Compliant systems also come in handy for disaster recovery and business continuity. If the oil depot next to your office blows up, insurance companies will cover the cost of your hardware, but they will not compensate you for the archived data you have lost, as this is simply unquantifiable. Yet this information could be priceless for your business - if you lose details of your customers, clients or creditors, you could be in serious trouble.

And if you want to take the step from disaster recovery through to business continuity - that is, seamless failover potentially without anyone even noticing there's a problem - you need to consider at what point your operational data becomes archive data, and start thinking about how much and what kind of data you could cope with losing, and how much you can afford to spend. If you have covered all bases with regards to compliance, it is more than likely you've already considered these issues.

More than anything else, a compliant system allows your company to play. You suddenly find that, with your storage both secure and responsive, you're able not just to streamline business processes and save money but, more importantly, you're free to innovate. You can respond to opportunities and get to market much more quickly.

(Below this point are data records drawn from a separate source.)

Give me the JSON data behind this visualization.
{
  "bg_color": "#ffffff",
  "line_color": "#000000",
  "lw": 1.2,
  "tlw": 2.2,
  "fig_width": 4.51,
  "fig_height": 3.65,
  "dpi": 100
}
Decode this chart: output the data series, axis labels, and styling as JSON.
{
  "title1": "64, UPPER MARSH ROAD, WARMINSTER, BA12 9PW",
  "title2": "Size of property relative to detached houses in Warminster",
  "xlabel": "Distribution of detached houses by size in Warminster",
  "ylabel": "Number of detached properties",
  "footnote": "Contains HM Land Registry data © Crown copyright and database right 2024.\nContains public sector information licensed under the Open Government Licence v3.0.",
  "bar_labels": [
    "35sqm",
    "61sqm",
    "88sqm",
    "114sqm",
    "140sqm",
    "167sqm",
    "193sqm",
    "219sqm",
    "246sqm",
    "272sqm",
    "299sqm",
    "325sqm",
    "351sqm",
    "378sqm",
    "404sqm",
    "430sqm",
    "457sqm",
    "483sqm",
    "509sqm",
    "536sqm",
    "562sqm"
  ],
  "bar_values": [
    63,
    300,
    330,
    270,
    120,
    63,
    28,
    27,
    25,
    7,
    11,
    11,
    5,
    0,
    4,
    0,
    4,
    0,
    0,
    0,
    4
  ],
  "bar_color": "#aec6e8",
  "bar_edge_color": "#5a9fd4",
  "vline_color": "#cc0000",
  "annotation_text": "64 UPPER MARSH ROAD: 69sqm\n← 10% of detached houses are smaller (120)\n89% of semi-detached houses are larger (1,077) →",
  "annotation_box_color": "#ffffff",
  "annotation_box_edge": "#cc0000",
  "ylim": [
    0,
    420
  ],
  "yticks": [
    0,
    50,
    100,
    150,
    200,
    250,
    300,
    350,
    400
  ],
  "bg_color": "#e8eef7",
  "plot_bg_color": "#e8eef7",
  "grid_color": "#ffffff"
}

Instead of keeping one eye on the past and another on the present, you can shift your perspective and monitor the present while looking ahead.

Fast-moving world

So compliance can provide a platform for future growth. But what does this future hold? As people increasingly work away from central locations, either out of choice or because of restrictive costs of travel, they will want to store information locally in case they are unable to connect to the central system. They will want this storage to have larger capacity, yet fit in their pockets, while being secure and cost-effective. This may be more convenient for staff working remotely, but it means more data requiring more backup while users are outside the immediate scope of the compliant system.

And storage is getting faster. In fact, we have now reached the significant point where storage speeds have outpaced processing, with systems incapable of searching five billion email objects in less than three seconds. So systems may start to be classed in terms of storage speed rather than processing power. This is an acknowledgement that the bottleneck has shifted and will influence purchasing strategies that include storage as part of compliance considerations.

Another change could be that data will increasingly be seen as a utility, to be plugged into just like electricity, water or telephones. We already have many companies delivering software using application service technology (ASP), in which programs are run and data stored on a company's servers and delivered to the client, almost as a return to the era of dumb terminals and mainframe systems. But as people find travel increasingly expensive or difficult, or inconvenient, they will expect to be able to plug into their storage wherever they are.

This could bring about a fundamental shift in how we regard storage, in that it will be virtual, accessible anywhere and owned by dedicated storage utility companies. We could even see entire companies outsourcing their storage needs, along with the rest of their IT infrastructure.

As specialisations split and companies become virtual, it will be a challenge for compliance strategies to encompass this virtualisation. Questions will be raised over responsibilities for storage and data protection, over who is liable to prosecution in which circumstances, and upon whom the responsibility lies to provide proof. In an age where companies won't exist in their current form, where storage is distributed and utilised, compliance may face some tricky challenges.

- Stephen Watson is SWD product marketing manager at HP UK.